We owe micro-historians — they tend to be women — something for showing us how jaw-droppingly horrible the past was. Not just the drama of children up chimneys and women down mines, but also the daily burden of a very broad swathe of Brits, the all-round disgustingness of everything.
Emily Cockayne did this for us in her first book, Hubbub: Filth, Noise and Stench in England, 1600-1770. I’d always loved 1600-1770. The architects! The clothes! The paintings! Forget the Age of Enlightenment, just think of the stuff. But Cockayne told us just how shouty, smeary and smelly the whole thing really was. The jumping creatures in the powdered wigs. The food on the turn slathered with sauces. Bad enough for the top 1 per cent (if the Hall of Mirrors in Versailles stank of pee, God knows what the average English ducal house was like), and life for the remaining 99 per cent would be really rough.
It’s worth doing as a corrective to what The Sunday Times recently called ‘snobstalgia’; the idea that the past isn’t just another country, it’s a place where they do things better. And Clare Clark’s entertaining 2005 novel The Great Stink set her story in 1855, against the filthy, festering, stinking Thames and the great clean-up of the Joseph Bazalgette sewer system, rather than imperial wars.
We like this more domestic take on history. We like to watch Lucy Worsley with her bob and her lisp telling us about Tudor kitchens on the telly. And we like David Kynaston explaining the reality of the recent past — postwar Austerity Britain — in his ‘meanwhile over in a semi in Pevensey Bay’/Mass Observation way.
But it can all get tiring. Cheek by Jowl is about neighbours and neighbourly relations down the ages. So it’s that bit more High Concept, but at the same time it’s chock-full of detailed accounts drawn from diaries and court records and all the other grim and grubby documents of everyday life.
The burden of it is that until very recently neighbourly relationships were far too close for comfort — masses more about noise, dirt, smells and, above all, privies — but there were some compensations. The ‘community’ of close neighbours acted as midwives and undertakers, baby-minders and security alarms. The old architecture of the slums was so surreally dark, damp and misshapen that original troll-ish tenants (in a 90 per cent renting world) commonly walked through each other’s quarters to get to bed, were divided by mere straw or canvas and shared one outside privy with, say, twenty other households.
Like kittens in baskets or rabbits down holes, people were on top of each other.
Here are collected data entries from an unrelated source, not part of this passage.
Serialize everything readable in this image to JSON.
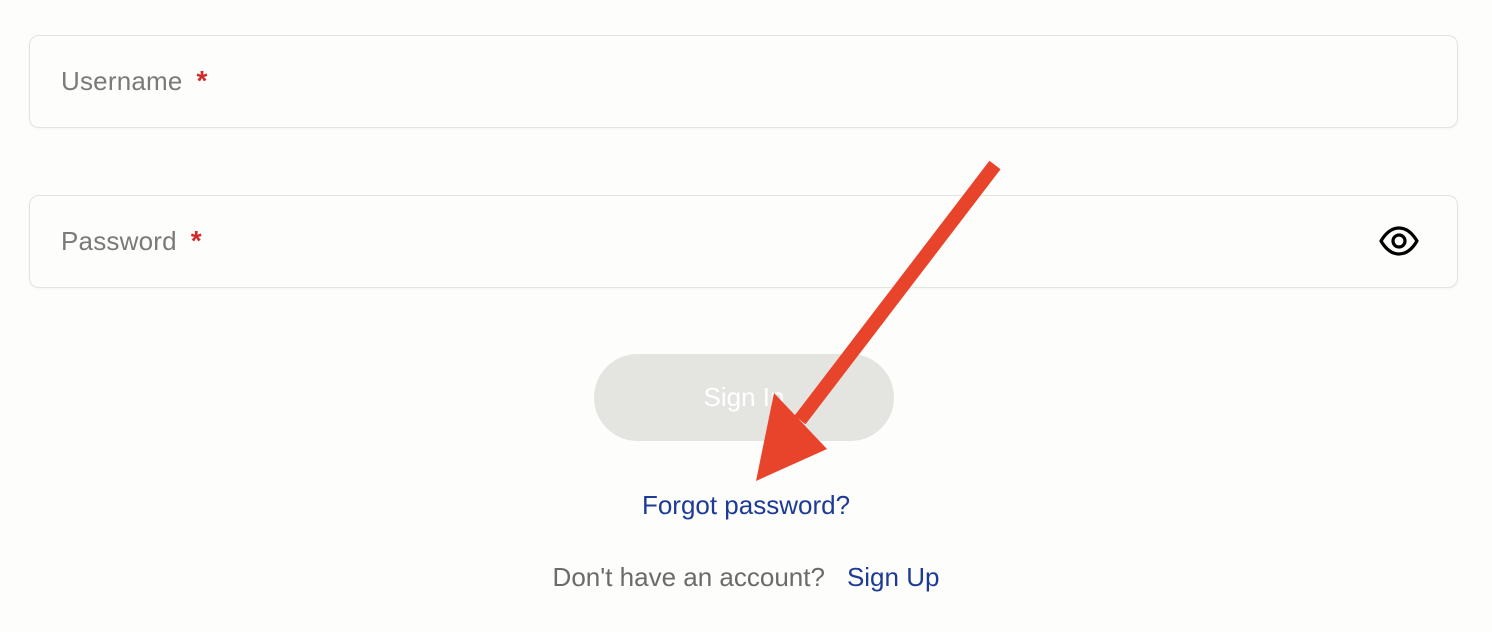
{
  "form": {
    "username": {
      "label": "Username",
      "required_marker": "*"
    },
    "password": {
      "label": "Password",
      "required_marker": "*",
      "toggle_icon": "eye-icon"
    },
    "sign_in_label": "Sign In",
    "forgot_password_label": "Forgot password?",
    "signup_prompt": "Don't have an account?",
    "signup_label": "Sign Up"
  },
  "annotation": {
    "type": "arrow",
    "color": "#e8442c"
  },
  "colors": {
    "link": "#1d3a96",
    "required": "#d12a2a",
    "button_disabled_bg": "#e4e4e1",
    "placeholder": "#7a7a7a"
  }
}
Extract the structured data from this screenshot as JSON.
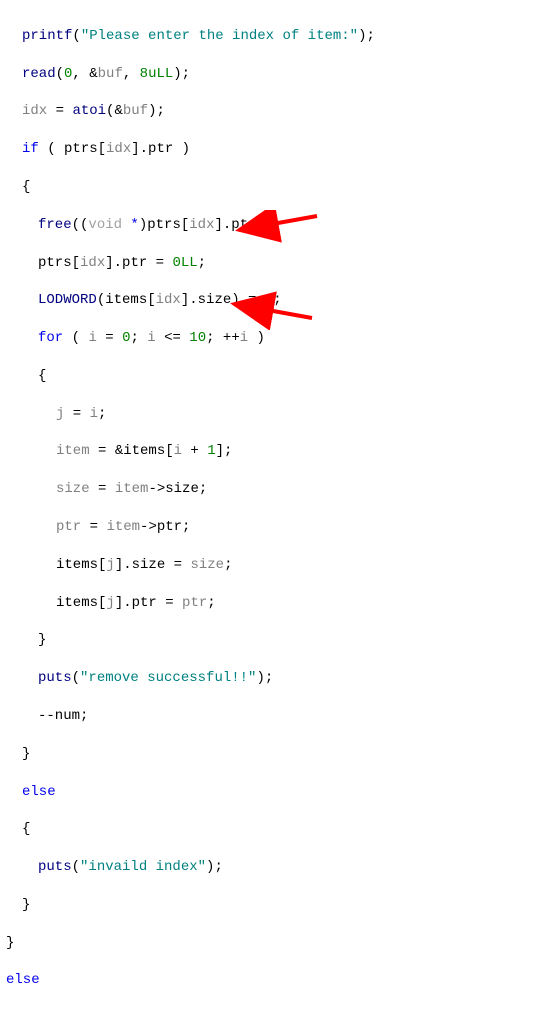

They had to adapt or fight — they did both — and stuff their ears when their hugger-mugger neighbours had noisy sex. It’s all too human by half.
We witness the move from wobbly wattle and daub to brick terraces, and thence to bypass variegated between-wars semis, the move from tenancy to mass owner-occupation and the move to privatise practically everything. The en-suite bathroom is a widespread aspiration now in families whose parents and grandparents shared on the stairs in Glasgow tenements or Bury back-to-backs.
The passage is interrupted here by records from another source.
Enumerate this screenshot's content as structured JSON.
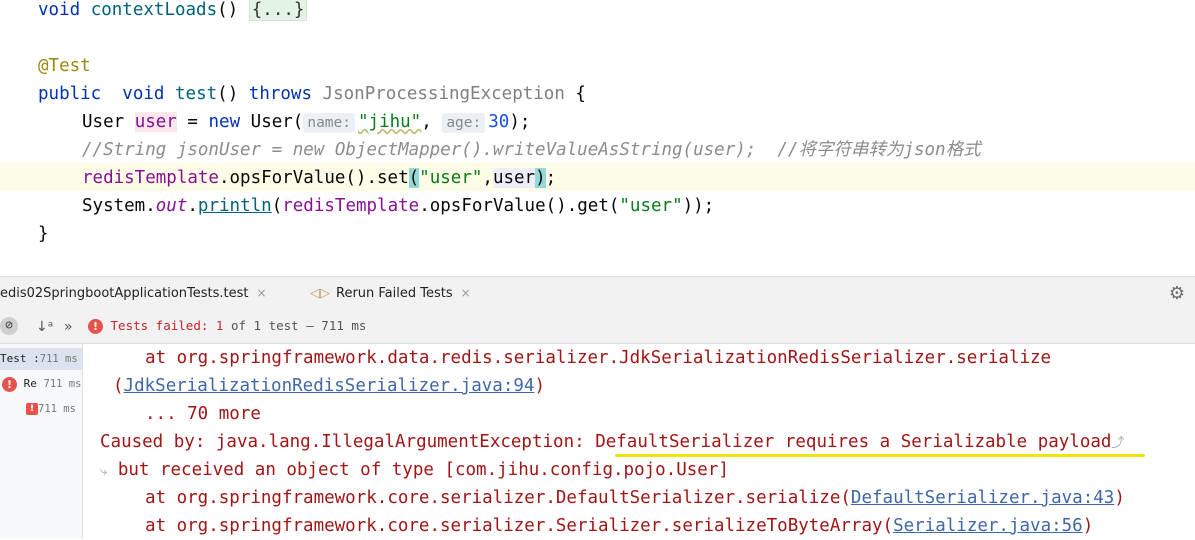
{
  "editor": {
    "line1": {
      "kw": "void",
      "fn": "contextLoads",
      "parens": "()",
      "fold": "{...}"
    },
    "line2": {
      "annotation": "@Test"
    },
    "line3": {
      "kw_public": "public",
      "kw_void": "void",
      "fn": "test",
      "parens": "()",
      "kw_throws": "throws",
      "exception": "JsonProcessingException",
      "brace": "{"
    },
    "line4": {
      "type": "User",
      "var": "user",
      "eq": "=",
      "kw_new": "new",
      "ctor": "User(",
      "hint_name": "name:",
      "str_arg": "\"jihu\"",
      "comma": ",",
      "hint_age": "age:",
      "num_arg": "30",
      "end": ");"
    },
    "line5": {
      "comment": "//String jsonUser = new ObjectMapper().writeValueAsString(user);  //将字符串转为json格式"
    },
    "line6": {
      "field": "redisTemplate",
      "call": ".opsForValue().set",
      "paren_open": "(",
      "str_arg": "\"user\"",
      "comma": ",",
      "arg": "user",
      "paren_close": ")",
      "semi": ";"
    },
    "line7": {
      "sys": "System.",
      "out": "out",
      "dot": ".",
      "println": "println",
      "paren_open": "(",
      "field": "redisTemplate",
      "call": ".opsForValue().get(",
      "str_arg": "\"user\"",
      "end": "));"
    },
    "line8": {
      "brace": "}"
    }
  },
  "run_window": {
    "tab_test": "edis02SpringbootApplicationTests.test",
    "tab_rerun": "Rerun Failed Tests",
    "close_glyph": "×",
    "status_failed": "Tests failed:",
    "status_count": "1",
    "status_of": "of 1 test",
    "status_dash": "–",
    "status_time": "711 ms",
    "tree": [
      {
        "label": "Test :",
        "time": "711 ms"
      },
      {
        "label": "Re",
        "time": "711 ms"
      },
      {
        "label": "",
        "time": "711 ms"
      }
    ]
  },
  "console": {
    "l1": "at org.springframework.data.redis.serializer.JdkSerializationRedisSerializer.serialize",
    "l2_link": "JdkSerializationRedisSerializer.java:94",
    "l3": "... 70 more",
    "l4_prefix": "Caused by: java.lang.IllegalArgumentException: ",
    "l4_msg": "DefaultSerializer requires a Serializable payload",
    "l5": "but received an object of type [com.jihu.config.pojo.User]",
    "l6": "at org.springframework.core.serializer.DefaultSerializer.serialize",
    "l6_link": "DefaultSerializer.java:43",
    "l7": "at org.springframework.core.serializer.Serializer.serializeToByteArray",
    "l7_link": "Serializer.java:56"
  },
  "colors": {
    "error": "#a31515",
    "keyword": "#0033b3",
    "string": "#067d17",
    "link": "#3e66a8",
    "underline": "#f2e600"
  }
}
Prosperity pulls people apart, can divide streets. New technology makes more interesting elective connections for us, what Cockayne calls ‘communities of interest rather than communities of geography’. People move house, move whole lives in postwar social mobility. Post-Thatcher we see houses as assets to exploit, not just burrows to crawl back into. You Can Never Go Back.
Morals like those drawn from Mass-Observation-ish anecdotes, packed in like fruit-cake, are a formula that works; it’s worked for Cockayne before, and works for me as a market researcher who loves the build-up of observation, from Pepys’ neighbours overflowing into his drawing room to the testimonies of witnesses who saw more than they ever wanted to though the crack in the daub.
And yet I found Cheek by Jowl surprisingly hard going. The Big Thoughts and Small Behaviours are too muddled up; the anecdotes are too closely packed and need editing for theme and chronology. Popular history needs the discreet hidden hand of careful pacing, the ‘that’s me told’ effect.
There’s a lot here, some of it very entertaining, but it leaves you wanting to come up for air.